Бросив чемодан на произвол судьбы, Женька кинулась в объятия встречающих — Вари, Любы и Гены, подпрыгивающих на месте от нетерпения: рейс задержался, они торчали в аэропорту второй час…

— Как вам мой цвет волос? — уже в машине кокетливо спросила Женя и стащила с себя нелепую шляпу.

Свежевыкрашенные волосы были с ярким рыжим отливом… Теперь стало понятно, что Женька на нынешнем этапе тяготеет к красному.

— Мы там в парикмахерскую не ходим — дорого, — тараторила она, сидя на заднем сиденье между Варей и Любой. — У своих прихорашиваемся, на дому, — Женька похлопала по большой сумке. — А это бесплатно в Красном Кресте выдали. Нормально, правда?

Живя в Москве, она обычно предпочитала товары известных производителей. И никогда не пользовалась услугами непроверенных, безымянных парикмахеров.

— Как хорошо, что ты приехала и что все так совпало: и продажа квартиры, и Инкина свадьба! — Варя вдруг переполнилась сочувствием к подруге, у которой с эмиграцией так резко поменялся социальный статус. — А Полинка под венец еще не собирается?

— Чтоб вот так конкретно — нет… Но все к тому идет… Честно вам скажу, сначала Полинкин бойфренд не произвел на меня особого впечатления… Не Ален Делон… Но когда пообщаешься, посмотришь, как он к Полинке относится, к ребенку…

— Почему же разведен, если такой хороший? — Люба непроизвольно вспомнила Генкину позицию в этом вопросе.

— Его бывшая жена влюбилась в другого, — отвечая, Женька вертела головой по сторонам, отыскивая изменения на улицах, по которым они проезжали. — Ой, понастроили сколько! А ведь здесь раньше рынок был… Надо же, какой комплекс отгрохали… Но у них, между прочим, прекрасные отношения. Она звонит и поздравляет его с праздниками.

— Что ты, Любаша, зациклилась на разведенных мужчинах? — Варя поерзала на месте — все-таки втроем на заднем сиденье было тесновато, Женька занимала слишком много места. — Не всем же так везет, как твоему Генке…

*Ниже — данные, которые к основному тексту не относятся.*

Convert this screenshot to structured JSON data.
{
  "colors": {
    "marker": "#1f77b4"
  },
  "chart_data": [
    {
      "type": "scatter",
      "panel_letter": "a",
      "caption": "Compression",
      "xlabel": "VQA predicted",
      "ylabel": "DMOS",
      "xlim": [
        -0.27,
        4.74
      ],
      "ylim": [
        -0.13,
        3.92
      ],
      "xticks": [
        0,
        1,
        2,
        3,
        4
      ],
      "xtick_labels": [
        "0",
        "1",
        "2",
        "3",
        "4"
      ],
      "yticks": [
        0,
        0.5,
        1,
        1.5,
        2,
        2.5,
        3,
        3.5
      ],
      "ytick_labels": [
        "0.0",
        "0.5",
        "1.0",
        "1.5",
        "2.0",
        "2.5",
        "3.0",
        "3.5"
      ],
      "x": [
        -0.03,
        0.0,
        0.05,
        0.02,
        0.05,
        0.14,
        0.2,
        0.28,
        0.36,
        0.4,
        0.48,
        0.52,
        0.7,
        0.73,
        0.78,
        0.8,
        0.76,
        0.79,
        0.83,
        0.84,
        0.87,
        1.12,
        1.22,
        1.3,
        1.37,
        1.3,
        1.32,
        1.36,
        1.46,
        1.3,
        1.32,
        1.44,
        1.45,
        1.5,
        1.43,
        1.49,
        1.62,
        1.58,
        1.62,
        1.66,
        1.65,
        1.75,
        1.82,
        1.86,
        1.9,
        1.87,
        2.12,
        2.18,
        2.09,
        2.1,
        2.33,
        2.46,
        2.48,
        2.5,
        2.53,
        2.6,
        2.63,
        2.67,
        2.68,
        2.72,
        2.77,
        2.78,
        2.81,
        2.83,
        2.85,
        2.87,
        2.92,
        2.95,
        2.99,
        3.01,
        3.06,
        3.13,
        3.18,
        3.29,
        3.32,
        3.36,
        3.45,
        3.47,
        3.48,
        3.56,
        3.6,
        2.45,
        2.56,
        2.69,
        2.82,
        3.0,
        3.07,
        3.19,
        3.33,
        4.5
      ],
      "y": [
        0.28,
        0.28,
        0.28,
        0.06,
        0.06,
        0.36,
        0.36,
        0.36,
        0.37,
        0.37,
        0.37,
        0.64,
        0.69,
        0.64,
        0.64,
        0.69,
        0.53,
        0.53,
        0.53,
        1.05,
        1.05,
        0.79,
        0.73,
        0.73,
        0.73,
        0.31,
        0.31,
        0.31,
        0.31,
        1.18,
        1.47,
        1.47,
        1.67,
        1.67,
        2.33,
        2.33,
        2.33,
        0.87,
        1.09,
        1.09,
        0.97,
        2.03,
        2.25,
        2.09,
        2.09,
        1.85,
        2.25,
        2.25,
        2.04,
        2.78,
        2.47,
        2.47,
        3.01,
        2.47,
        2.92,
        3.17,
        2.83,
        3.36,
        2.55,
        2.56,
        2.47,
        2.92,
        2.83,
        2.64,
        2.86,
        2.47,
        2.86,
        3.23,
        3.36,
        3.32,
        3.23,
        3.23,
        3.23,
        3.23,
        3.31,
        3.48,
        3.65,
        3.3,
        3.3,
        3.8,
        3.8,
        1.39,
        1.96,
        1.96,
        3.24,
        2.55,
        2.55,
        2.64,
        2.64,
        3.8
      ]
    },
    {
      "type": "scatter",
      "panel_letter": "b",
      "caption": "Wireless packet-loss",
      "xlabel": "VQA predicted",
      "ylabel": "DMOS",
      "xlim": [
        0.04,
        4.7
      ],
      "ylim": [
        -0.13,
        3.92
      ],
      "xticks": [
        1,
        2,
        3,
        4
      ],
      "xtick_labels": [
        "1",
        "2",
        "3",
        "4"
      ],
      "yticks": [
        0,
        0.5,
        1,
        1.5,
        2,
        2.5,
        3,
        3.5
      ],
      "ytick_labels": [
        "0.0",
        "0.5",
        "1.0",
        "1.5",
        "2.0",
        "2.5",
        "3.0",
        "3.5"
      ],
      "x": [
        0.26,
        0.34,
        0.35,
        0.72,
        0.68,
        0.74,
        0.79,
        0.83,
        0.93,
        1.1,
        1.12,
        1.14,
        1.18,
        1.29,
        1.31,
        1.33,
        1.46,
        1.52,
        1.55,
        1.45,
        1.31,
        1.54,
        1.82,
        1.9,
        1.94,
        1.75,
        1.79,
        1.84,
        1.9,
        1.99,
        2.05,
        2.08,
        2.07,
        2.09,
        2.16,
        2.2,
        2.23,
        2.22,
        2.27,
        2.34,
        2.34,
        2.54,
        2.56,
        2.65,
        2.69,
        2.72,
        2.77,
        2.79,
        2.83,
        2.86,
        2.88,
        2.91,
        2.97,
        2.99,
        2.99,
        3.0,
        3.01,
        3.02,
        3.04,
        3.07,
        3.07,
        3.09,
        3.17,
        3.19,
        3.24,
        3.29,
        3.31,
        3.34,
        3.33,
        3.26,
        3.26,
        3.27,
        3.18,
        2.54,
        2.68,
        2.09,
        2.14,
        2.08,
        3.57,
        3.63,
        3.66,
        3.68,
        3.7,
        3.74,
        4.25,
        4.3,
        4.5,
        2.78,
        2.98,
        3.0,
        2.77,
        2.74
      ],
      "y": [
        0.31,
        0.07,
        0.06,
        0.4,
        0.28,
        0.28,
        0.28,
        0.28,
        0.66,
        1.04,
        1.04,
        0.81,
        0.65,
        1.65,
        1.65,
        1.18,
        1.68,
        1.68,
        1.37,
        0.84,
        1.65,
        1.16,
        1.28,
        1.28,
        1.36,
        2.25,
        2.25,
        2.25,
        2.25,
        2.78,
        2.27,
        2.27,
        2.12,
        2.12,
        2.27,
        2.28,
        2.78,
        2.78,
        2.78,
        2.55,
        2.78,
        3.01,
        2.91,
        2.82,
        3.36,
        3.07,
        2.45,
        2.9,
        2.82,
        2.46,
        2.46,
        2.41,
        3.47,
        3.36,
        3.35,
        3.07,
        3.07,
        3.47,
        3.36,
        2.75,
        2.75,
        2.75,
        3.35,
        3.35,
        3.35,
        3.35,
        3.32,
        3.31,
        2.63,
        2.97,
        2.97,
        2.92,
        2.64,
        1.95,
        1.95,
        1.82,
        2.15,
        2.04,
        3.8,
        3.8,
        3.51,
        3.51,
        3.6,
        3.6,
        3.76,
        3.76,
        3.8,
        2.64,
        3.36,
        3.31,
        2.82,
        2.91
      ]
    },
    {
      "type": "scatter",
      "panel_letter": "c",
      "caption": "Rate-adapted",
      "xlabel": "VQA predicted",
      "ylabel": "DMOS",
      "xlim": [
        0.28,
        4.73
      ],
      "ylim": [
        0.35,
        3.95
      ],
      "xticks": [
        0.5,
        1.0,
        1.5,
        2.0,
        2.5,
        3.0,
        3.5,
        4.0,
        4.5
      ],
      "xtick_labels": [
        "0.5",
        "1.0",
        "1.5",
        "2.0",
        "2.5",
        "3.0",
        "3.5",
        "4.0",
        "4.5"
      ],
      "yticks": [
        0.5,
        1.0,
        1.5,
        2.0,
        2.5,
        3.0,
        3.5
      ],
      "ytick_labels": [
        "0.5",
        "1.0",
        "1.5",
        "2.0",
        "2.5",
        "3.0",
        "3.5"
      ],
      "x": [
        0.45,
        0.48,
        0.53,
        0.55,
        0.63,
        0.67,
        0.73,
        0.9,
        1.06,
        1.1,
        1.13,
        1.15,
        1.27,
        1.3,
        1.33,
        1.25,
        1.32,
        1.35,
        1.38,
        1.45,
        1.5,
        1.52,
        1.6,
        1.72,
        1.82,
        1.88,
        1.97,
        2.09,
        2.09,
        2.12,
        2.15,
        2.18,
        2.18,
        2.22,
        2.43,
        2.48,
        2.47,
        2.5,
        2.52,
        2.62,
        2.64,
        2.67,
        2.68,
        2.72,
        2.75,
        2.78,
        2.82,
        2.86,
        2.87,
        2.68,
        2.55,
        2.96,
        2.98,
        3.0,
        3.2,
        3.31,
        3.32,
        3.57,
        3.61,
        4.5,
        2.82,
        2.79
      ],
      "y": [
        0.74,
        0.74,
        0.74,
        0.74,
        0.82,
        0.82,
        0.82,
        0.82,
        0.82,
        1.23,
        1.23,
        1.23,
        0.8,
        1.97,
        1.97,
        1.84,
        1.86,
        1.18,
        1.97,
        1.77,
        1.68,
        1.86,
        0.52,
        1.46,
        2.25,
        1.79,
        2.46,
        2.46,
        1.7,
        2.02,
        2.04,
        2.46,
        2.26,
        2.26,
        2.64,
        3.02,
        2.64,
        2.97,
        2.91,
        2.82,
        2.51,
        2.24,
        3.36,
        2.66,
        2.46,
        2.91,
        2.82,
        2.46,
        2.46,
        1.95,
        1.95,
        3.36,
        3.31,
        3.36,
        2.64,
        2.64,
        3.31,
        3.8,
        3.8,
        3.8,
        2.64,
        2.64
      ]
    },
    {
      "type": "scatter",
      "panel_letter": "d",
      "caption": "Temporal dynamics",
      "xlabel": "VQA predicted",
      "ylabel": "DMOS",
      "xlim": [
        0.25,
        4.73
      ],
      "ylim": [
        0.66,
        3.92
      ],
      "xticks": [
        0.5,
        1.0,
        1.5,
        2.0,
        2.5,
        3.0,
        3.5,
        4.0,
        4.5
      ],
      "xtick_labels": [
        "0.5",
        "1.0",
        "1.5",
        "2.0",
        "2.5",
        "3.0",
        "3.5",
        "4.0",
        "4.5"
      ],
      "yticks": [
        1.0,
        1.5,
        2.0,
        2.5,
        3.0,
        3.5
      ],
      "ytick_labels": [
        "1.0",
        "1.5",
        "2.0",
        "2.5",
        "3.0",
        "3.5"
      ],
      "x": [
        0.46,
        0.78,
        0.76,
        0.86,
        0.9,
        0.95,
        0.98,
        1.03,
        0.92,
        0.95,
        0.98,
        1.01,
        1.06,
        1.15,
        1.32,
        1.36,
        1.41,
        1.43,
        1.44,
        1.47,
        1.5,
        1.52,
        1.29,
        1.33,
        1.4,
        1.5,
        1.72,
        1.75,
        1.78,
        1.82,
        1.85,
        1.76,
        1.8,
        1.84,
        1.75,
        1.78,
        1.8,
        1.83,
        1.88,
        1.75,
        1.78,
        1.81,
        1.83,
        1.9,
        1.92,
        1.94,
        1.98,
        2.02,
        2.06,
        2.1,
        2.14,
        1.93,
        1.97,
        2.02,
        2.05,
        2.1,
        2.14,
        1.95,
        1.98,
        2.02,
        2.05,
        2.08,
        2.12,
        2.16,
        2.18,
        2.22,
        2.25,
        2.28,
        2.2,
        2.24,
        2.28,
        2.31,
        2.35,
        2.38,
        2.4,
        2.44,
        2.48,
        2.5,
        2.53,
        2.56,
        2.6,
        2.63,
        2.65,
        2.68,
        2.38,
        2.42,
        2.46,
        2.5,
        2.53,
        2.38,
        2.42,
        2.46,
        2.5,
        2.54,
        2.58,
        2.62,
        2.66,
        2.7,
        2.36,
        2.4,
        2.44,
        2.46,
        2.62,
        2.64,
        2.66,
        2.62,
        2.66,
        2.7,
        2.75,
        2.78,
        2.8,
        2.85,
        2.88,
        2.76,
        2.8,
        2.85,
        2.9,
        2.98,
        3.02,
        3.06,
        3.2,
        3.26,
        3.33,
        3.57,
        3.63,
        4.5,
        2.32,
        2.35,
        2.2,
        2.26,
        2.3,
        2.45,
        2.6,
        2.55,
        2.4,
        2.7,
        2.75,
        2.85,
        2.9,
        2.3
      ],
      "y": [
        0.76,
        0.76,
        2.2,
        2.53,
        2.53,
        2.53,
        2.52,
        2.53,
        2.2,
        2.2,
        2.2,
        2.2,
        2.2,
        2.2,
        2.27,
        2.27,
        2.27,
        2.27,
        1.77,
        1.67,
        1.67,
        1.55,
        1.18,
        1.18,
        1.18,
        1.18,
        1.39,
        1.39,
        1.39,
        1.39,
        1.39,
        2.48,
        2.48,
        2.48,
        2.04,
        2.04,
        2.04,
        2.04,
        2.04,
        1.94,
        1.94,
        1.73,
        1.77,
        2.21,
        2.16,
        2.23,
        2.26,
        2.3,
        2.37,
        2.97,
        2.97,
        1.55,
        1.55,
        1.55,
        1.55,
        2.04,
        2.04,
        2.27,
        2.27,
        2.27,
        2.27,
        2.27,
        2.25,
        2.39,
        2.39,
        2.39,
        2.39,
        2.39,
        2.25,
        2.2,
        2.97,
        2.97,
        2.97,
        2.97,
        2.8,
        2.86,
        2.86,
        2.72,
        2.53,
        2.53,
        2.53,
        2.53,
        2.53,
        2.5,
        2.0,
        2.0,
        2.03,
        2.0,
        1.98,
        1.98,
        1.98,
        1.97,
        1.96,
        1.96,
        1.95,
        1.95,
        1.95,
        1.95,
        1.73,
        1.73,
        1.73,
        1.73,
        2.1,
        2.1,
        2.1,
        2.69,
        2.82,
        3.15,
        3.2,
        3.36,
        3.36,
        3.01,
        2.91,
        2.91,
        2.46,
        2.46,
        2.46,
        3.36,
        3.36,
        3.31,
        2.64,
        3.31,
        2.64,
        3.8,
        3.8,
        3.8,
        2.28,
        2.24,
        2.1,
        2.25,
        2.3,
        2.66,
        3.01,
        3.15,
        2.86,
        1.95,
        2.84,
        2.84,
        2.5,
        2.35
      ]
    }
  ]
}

— Это да! — Генка одобрительно посмотрел на Варю через зеркало заднего вида.

— Вот именно! — согласилась и Женька. — Кому-то везет, а кому-то… Одна моя знакомая прожила в браке десять лет. Внешне это была идеальная семья. Муж ее боготворил и все по дому делал. А она его не любила с самого начала.

— Зачем замуж выходила? — вырвалось у Вари.

— По инерции. Все выходили, и она тоже. Юность бестолковая, первый мужчина, все такое. Сама не знаешь? Она даже детей не хотела от него заводить, но потом, правда, родила. Из-за натиска родителей. Ну а потом — абсолютно случайно! — познакомилась с одним человеком, безумно влюбилась. Несколько лет не могла решиться на развод, мучилась. Он тоже был женат. И все-таки оба развелись, оставили квартиры и имущество прежним женам-мужьям, начали жизнь «с нуля».

— А сейчас? — в один голос спросили Варя с Любой.

— Прекрасно! Преуспевают! Двенадцать лет вместе. Моя знакомая говорит: это мой человек, и я каждое утро, когда просыпаюсь, благодарю Бога за то, что он мне его послал. Ведь если бы не встреча с ним, она так бы и тянула лямку с нелюбимым, потому что по натуре очень ответственная.

— А муж бывший? — В Варе проснулось сочувствие к брошенному мужчине.

— Пьет сильно. Всегда был слаб на это дело…

— Понятно, — сделала вывод Люба. — Из-за пьянства не выдержала.

— Я же объясняю: не любила… В любви все дело…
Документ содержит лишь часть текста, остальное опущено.